Le orche del SeaWorld di San Diego con le loro addestratrici

 

 

Da due anni sotto un fuoco di fila di critiche e fiaccato dalla drastica riduzione di pubblico, il parco acquatico SeaWorld di San Diego ha annunciato che toglierà dal programma lo spettacolo con le orche. Non basta, incalza la stampa americana.

«SeaWorld rinuncerà agli show con le orche», ha titolato il 10 novembre il San Diego Union-Tribune in seguito all'annuncio del gruppo SeaWorld della sua intenzione di sopprimere progressivamente uno dei suoi numeri un tempo tra i più applauditi.

A partire dal 2017, lo spettacolo-faro, che porta in scena i tour de force delle orche ammaestrate, «sarà rimpiazzato da un altro, che riguarderà soprattutto il comportamento naturale delle orche in libertà», precisa il quotidiano californiano.

L'obiettivo del parco è quello di «rivedere la propria immagine pubblica e di stimolare la frequentazione, in pieno declino». Per questo cerca di «focalizzare prima di tutto l'attenzione del pubblico sui suoi sforzi di conservazione».

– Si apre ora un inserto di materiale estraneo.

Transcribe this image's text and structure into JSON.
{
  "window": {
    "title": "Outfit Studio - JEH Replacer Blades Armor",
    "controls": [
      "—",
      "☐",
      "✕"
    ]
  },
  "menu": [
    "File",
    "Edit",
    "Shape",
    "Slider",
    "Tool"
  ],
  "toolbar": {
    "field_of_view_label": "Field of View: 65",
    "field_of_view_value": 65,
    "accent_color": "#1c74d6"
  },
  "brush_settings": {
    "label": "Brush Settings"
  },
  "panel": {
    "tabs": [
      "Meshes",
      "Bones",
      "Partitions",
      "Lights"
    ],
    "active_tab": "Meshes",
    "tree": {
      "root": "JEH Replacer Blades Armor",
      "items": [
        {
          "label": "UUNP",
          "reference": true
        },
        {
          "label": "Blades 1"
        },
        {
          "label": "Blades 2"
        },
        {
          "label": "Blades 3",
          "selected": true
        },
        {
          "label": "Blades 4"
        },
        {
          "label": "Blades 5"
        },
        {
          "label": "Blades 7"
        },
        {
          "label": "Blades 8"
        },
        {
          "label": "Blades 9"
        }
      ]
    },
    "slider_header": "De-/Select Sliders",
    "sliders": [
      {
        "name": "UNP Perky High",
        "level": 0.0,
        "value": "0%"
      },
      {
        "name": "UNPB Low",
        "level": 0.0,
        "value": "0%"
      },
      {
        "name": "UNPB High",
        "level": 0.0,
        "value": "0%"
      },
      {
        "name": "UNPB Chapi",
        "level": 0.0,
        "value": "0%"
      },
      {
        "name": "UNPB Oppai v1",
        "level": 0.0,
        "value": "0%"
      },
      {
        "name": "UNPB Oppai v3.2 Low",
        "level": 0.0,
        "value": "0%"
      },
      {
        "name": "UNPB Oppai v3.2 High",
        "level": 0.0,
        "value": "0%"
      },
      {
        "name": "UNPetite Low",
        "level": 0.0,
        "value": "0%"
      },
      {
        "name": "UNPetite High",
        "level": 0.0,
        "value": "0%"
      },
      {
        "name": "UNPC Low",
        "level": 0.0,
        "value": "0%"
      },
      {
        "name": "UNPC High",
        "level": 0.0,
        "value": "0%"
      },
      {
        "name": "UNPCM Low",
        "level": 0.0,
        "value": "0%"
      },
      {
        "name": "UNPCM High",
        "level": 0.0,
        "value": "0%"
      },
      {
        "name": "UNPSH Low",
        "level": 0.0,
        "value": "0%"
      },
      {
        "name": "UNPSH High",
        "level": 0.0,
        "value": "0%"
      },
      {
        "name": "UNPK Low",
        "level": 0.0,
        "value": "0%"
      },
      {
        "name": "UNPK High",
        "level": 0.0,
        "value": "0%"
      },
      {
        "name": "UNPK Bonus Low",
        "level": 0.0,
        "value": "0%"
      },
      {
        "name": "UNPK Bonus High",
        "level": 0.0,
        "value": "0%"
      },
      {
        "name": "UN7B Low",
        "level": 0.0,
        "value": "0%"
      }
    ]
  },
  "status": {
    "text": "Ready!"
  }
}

È dal 2013 che SeaWorld è in crisi, da quando è uscito il documentario Blackfish, che rivela le condizioni di vita delle orche in cattività. Il film ha fatto il giro del mondo provocando un crollo degli ingressi dei parchi SeaWorld. Un attacco dagli effetti duraturi per l'immagine dell'impresa. Difficilmente cancellabile, giudica il quotidiano di San Diego: il nuovo approccio «non zittirà le critiche». Meglio sarebbe fermare il programma di allevamento.

Per il Los Angeles Times, la fine di questo spettacolo «non è che un inizio». Il quotidiano propone la cessazione pura e semplice della prigionia di questi mammiferi nelle vasche. «SeaWorld farebbe meglio ad abbandonare il suo programma di riproduzione e riservare i suoi bacini agli animali feriti, incapaci di sopravvivere in libertà».

La decisione di cambiare la natura delle attività che implicano le orche non è piaciuta neppure a The Dodo, il sito dei militanti della causa animalista. «Contrariamente all'ottimismo iniziale», spiega il sito, «questa decisione sembra più dettata dal tentativo di incartare in un'altra forma la prigionia per renderla più accettabile ai potenziali clienti piuttosto che motivata dalla preoccupazione per il benessere degli animali».

Per l'impresa SeaWorld, la soppressione degli spettacoli con le orche non è che un tentativo per rimettersi in salute dal punto di vista economico. Cancellati a San Diego, gli show continueranno nei parchi del Texas e della Florida.